Forrester Research: Social Computing Report
Grab the opportunities.
Forrester Research says we are in an “era of social computing” in a report released last month titled, Social Computing: How Networks Erode Institutional Power and What To Do About It, by Chris Charron, Jaap Favier and Charlene Li. The thesis of the report is that today institutions - corporations, media, governing bodies, etc. – have less influence over us and individuals have more.
A quote from the report via Steve Rubel:
“Individuals increasingly take cues from one another rather than from institutional sources like corporations, media outlets, religions, and political bodies. To thrive in an era of Social Computing, companies must abandon top-down management and communication tactics, weave communities into their products and services, use employees and partners as marketers, and become part of a living fabric of brand loyalists.”
Yes. And no.
The “yes” part is what companies have to do to thrive in today’s business environment: weave in communities, socialize their marketing, and equalize communications rather than sermonize.
The “no” part is individuals have always had more influence on us than institutions, it just wasn’t as visible to us as business people, and the individual’s reach wasn’t wide.
The significance for business today is that we can hear the influence, see it, follow it, measure it. And, individuals have access to lots and lots more individuals they can influence due to their ability to communicate and publish via networks.
The significance of social computing is business opportunities, innovation opportunities, marketing opportunities.

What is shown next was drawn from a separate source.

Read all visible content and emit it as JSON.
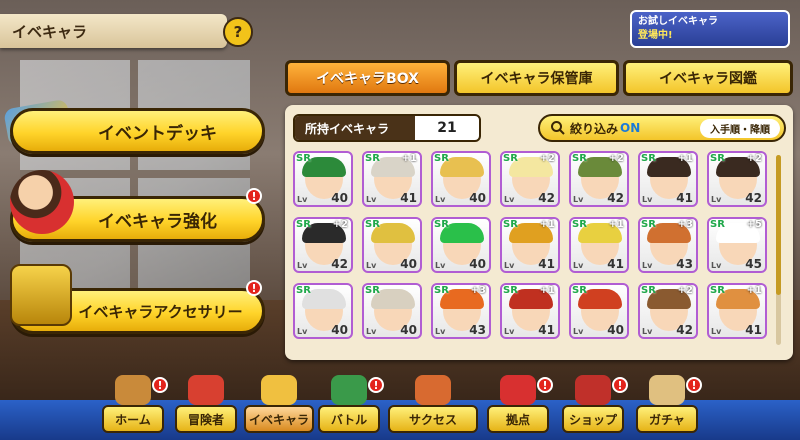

Without networks business was largely working in a vacuum, making products and spending enormous amounts of money creating markets for them. Now, we make products and services that answer market needs and cost less because we have access to markets and to their behaviors.
Access your markets by letting them access you. “Social computing” are the tools. Grab the opportunities.
I encourage reading the report, or at least the executive summary if you don’t want to spend the $299 for the full report. In it Forrester pulls together trends in behaviors that have been evolving over the last 15 years and that are now reaching critical mass.